T-Mobile may have enjoyed another solid year in terms of subscriber growth, 5G network expansion, speed boosts, and various other technological breakthroughs and advancements, but when it comes to customer support and especially security, 2021 has been a time of worrying decline and a tidal wave of negative publicity for the once mighty “Un-carrier.”

The good news is the account information viewed without authorization and presumably stolen this time around is not quite as extensive as during the previous breach, with no social security numbers, birth dates, or personal identification data compromised in any way, at least to Magenta’s current (leaked) knowledge.

The even better news is the number of people impacted by the latest cyberattack seems to be a lot smaller than the tens of millions of current, former, and prospective T-Mobile subscribers that had to suffer the consequences of the carrier’s negligence just a few months ago.

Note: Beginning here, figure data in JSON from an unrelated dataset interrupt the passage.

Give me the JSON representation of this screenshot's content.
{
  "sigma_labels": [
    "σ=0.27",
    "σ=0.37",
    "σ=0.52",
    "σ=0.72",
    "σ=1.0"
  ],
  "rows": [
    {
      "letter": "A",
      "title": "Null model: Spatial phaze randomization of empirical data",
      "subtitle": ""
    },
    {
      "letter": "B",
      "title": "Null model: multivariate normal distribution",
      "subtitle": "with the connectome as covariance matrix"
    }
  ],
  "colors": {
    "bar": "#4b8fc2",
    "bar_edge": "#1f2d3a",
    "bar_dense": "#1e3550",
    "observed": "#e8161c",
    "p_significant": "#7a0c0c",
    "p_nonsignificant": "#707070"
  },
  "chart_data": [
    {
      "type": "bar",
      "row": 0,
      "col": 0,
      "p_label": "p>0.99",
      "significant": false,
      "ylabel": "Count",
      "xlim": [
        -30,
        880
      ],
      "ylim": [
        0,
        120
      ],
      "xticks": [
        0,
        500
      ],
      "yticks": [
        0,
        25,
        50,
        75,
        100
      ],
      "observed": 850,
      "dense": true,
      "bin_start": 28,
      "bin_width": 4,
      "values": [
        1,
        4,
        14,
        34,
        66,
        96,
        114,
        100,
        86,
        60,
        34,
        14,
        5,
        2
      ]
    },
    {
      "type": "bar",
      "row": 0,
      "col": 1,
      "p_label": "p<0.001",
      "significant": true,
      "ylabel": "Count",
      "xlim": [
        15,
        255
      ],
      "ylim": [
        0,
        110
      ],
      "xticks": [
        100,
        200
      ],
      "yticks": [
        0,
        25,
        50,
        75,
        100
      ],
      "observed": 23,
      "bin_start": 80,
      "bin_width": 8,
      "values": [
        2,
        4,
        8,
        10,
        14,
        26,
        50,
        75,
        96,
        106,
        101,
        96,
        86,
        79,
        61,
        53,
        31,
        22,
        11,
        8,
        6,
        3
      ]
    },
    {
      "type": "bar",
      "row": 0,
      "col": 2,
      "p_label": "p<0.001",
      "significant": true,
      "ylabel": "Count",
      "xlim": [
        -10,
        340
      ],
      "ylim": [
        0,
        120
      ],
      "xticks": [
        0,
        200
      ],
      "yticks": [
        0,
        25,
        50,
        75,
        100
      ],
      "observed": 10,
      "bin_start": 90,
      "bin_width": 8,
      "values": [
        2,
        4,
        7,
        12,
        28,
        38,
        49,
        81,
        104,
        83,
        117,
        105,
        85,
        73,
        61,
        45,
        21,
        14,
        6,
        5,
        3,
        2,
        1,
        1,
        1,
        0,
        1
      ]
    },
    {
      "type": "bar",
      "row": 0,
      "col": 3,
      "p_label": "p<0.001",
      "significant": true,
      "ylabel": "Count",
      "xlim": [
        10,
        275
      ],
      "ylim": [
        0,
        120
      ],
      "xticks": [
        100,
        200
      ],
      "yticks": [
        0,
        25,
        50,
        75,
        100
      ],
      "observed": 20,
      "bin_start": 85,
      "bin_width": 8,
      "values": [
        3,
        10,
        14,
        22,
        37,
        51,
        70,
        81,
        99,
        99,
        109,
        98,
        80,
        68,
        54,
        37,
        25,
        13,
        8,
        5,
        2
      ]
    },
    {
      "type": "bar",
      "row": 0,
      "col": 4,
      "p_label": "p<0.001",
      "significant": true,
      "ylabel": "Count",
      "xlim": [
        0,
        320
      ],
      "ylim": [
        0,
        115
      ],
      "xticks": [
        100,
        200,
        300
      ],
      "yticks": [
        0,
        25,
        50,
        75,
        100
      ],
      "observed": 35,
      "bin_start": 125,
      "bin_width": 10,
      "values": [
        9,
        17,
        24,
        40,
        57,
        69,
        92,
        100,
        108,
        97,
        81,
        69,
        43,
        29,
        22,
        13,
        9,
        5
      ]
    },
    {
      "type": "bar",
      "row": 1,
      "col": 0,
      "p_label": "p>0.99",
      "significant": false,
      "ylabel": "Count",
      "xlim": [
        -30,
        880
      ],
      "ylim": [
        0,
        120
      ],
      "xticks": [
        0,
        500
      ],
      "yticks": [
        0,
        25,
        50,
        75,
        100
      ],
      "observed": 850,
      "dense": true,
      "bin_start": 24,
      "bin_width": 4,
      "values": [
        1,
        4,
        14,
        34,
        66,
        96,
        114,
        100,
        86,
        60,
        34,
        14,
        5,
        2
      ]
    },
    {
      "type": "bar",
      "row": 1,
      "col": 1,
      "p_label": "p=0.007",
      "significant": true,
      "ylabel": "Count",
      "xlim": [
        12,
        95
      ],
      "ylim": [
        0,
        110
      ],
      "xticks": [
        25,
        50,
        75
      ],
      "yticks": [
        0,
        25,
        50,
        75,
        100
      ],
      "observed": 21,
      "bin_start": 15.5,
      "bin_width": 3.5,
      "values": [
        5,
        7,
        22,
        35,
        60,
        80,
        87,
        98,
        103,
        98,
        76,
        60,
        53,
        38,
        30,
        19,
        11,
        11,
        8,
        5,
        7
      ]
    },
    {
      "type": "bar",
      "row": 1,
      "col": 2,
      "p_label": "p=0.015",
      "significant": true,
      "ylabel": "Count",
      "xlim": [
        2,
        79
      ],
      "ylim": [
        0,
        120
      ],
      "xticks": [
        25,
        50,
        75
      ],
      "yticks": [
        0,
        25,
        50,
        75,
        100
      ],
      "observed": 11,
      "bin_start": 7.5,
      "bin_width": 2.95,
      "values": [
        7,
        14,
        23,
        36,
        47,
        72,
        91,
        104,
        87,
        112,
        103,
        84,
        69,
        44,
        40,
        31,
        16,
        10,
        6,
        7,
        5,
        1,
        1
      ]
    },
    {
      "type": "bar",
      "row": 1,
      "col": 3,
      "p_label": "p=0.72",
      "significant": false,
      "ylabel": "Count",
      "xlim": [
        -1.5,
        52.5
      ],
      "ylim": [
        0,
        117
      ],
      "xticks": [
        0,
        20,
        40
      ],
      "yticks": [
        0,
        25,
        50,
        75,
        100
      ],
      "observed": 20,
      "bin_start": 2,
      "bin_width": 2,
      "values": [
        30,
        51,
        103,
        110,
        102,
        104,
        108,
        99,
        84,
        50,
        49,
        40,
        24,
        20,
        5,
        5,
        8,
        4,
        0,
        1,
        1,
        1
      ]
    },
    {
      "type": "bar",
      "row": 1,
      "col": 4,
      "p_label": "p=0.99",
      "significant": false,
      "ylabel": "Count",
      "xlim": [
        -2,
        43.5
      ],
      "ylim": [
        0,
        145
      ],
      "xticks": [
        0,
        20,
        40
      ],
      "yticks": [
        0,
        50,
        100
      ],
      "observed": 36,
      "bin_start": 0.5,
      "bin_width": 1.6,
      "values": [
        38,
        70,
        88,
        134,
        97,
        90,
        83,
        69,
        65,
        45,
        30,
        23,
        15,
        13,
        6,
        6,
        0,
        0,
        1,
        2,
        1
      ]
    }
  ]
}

On the not so bright side of things, those who did have their accounts breached sometime over the last few weeks should be extremely worried of how their personal information has or will be unlawfully used in the future.

 

We’re talking a “small number of customers” with billing account names, phone numbers, numbers of active lines, account numbers, rate plan names and MRCs (monthly recurring charges) compromised, as well as another “small number of customers” whose SIM cards were changed without permission.

Worse yet, a presumably smaller separate group of T-Mobile customers were impacted by both attack types, suffering a so-called SIM swap and losing control of all that personal info listed above with potentially catastrophic consequences. 

For what it’s worth, T-Mo did apparently reverse all the SIM swap incidents while notifying every single affected customer, which makes it a little weird that the new breach doesn’t seem to be publicly acknowledged in any way, at least at the time of this writing.

Unfortunately, these small-scale incidents are actually pretty frequent occurrences in this day and age, but of course, T-Mobile will have to live with being scrutinized a little closer than usual for a while after this year’s completely unprecedented hack.